Friday, October 2, 2015

Mood Swings

So anyone who writes knows the process is fraught with alternating manic joy and crushing depression. This has been going around the internet, and it pretty much sums it up:



Here's another, sweeter and fuzzier take:







It's pretty obvious what you should do in your high-as-kite moods: Write. Pour the sweat of your brain into your notebook, computer, voice recorder, cocktail napkin- whatever's handy.

Write. Write like the wind! Because inspiration and enthusiasm are at hand.

Write! Because it won't last.

A stiff breeze will blow you off that mountaintop. Sometimes these swings are triggered by feedback we receive, sometimes we do it to ourselves. Either way, that's when your brain goes:




And you step back and wonder if there's something horribly, unfixably wrong with your writing. You know something needs to be fixed or changed, but you don't know how to do it or it seems an enormous task... You're in a valley looking up and the mountain you've got to climb looks even higher from down there. You start wishing for a flash flood to come down and carry you away.

So what do you do?

No, really. How do you handle this?

PLEASE TELL ME!!!

(I'm asking for a friend)


You could wallow in it and self medicate, which, frankly, is often the most appealing option.



You could get out and exercise, even though your will to live is pretty much gone.



Some people would say write: Either tackle the problem or write something else.

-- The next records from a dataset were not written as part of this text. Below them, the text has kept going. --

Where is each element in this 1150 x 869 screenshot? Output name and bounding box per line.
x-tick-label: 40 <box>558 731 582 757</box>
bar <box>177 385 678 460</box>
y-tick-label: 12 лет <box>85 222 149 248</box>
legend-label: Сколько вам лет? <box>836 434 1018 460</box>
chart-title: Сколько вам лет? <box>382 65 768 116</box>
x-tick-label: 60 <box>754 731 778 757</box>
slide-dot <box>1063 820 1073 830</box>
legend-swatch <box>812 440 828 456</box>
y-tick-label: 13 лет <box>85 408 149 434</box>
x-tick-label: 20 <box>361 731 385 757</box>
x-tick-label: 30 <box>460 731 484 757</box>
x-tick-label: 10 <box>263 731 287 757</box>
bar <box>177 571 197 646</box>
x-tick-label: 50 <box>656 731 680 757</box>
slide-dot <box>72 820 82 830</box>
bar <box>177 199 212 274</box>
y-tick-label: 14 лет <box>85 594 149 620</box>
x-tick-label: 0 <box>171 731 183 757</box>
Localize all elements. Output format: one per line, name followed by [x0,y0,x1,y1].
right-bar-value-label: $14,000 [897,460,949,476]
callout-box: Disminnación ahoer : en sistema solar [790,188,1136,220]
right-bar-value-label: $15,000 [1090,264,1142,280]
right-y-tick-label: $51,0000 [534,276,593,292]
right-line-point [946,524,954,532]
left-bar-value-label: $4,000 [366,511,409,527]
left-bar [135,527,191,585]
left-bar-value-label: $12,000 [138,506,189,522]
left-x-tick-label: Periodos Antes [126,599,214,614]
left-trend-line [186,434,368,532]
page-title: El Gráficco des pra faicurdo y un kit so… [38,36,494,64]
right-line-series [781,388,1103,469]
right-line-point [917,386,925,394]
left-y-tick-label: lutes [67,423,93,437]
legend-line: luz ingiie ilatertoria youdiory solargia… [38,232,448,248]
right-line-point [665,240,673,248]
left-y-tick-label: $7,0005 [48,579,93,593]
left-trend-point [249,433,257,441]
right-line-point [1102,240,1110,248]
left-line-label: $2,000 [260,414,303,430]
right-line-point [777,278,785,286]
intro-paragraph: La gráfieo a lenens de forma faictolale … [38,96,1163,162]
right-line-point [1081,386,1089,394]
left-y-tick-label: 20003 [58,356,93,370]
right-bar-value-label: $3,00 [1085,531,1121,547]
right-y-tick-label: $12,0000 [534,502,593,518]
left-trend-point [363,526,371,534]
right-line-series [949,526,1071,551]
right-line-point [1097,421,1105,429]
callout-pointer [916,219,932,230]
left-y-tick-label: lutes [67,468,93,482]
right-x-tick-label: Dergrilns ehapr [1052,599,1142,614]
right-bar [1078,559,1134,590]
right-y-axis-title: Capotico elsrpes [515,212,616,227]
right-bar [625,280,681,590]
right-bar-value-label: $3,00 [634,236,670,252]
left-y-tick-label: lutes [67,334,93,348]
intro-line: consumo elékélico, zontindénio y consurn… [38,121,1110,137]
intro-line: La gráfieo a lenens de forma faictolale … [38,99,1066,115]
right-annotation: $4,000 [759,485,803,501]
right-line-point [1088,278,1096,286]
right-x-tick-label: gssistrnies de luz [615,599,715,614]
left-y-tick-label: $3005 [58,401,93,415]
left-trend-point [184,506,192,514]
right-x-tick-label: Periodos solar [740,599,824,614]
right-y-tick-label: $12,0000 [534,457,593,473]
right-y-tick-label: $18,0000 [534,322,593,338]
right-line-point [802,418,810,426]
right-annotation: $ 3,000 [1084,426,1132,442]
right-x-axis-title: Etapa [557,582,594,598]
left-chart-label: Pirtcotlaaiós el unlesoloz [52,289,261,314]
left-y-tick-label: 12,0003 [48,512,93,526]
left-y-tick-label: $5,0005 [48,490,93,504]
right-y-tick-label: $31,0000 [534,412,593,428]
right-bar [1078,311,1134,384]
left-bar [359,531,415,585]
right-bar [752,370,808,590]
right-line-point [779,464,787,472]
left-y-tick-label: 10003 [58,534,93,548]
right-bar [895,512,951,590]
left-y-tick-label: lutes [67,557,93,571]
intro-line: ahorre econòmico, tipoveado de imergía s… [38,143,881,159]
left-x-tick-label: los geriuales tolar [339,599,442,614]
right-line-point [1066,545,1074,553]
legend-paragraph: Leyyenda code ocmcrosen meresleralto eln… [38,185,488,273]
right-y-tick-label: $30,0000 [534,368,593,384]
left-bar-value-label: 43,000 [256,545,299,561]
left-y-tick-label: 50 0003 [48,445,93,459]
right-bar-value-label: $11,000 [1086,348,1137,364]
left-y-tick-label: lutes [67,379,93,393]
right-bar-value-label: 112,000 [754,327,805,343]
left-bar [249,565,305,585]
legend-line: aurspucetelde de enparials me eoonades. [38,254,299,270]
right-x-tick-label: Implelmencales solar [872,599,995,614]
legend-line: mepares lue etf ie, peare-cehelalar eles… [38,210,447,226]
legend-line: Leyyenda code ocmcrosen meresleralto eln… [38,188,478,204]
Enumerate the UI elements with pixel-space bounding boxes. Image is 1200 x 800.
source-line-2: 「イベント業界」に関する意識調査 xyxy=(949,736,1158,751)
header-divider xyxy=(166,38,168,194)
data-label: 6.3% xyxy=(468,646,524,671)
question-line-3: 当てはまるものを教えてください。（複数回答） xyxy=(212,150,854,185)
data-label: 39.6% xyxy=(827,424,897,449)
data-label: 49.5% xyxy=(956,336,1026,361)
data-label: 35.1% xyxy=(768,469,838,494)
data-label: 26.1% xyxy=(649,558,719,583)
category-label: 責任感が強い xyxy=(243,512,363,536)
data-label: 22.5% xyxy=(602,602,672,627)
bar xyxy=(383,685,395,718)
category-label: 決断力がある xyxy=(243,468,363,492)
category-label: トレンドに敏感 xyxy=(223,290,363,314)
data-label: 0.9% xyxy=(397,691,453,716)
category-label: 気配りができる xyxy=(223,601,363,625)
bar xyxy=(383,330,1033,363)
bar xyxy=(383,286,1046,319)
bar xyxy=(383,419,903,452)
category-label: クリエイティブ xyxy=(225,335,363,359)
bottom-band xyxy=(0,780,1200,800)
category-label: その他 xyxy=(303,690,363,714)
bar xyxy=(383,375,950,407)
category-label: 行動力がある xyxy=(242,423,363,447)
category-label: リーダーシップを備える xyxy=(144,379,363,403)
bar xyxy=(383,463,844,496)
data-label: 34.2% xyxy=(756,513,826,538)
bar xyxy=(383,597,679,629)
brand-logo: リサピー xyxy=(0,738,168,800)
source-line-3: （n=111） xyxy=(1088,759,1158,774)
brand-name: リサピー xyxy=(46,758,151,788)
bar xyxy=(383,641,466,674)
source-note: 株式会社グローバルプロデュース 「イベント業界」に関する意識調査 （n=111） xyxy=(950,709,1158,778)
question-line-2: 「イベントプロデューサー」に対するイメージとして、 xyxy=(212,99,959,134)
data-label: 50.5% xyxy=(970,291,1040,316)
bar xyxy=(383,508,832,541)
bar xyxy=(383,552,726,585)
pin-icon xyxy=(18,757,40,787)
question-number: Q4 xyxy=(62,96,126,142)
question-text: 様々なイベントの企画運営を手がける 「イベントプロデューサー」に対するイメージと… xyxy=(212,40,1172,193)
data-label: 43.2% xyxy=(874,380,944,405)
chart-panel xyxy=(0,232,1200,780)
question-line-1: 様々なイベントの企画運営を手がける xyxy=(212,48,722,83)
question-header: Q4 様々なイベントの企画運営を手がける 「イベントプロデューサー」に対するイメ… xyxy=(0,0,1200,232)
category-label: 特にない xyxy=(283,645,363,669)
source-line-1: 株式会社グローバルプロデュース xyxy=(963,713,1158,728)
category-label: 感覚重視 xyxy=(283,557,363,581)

I've got two problems with this. First, maybe you're not ready to fix this problem. Maybe it needs to stew in your brain for a while. You may only get frustrated trying to get somewhere when you don't have it mapped. Second, writing can be hard when your brain is fixated on something else. You might produce crap (or nothing), leading you deeper into the pit of despair.



You could try listing all the positive things you've heard.



That only goes so far because what do those people know? They were your friends, not professionals. I'm sure they only said those things because they didn't want to hurt your feelings anyway. At least, that's what your brain responds with.



You could give your brain a break and just do what you want. For me, that usually means some form of carbs and watching or reading Jane Austen.



There's always kitten therapy.



Anyway, I'm fresh out of kittens and carbs aren't really a good option for my weight gain of late. I already exercised this morning and it's pouring rain so a long walk is not in the cards today.

I seriously want to know: How do you deal with the downs?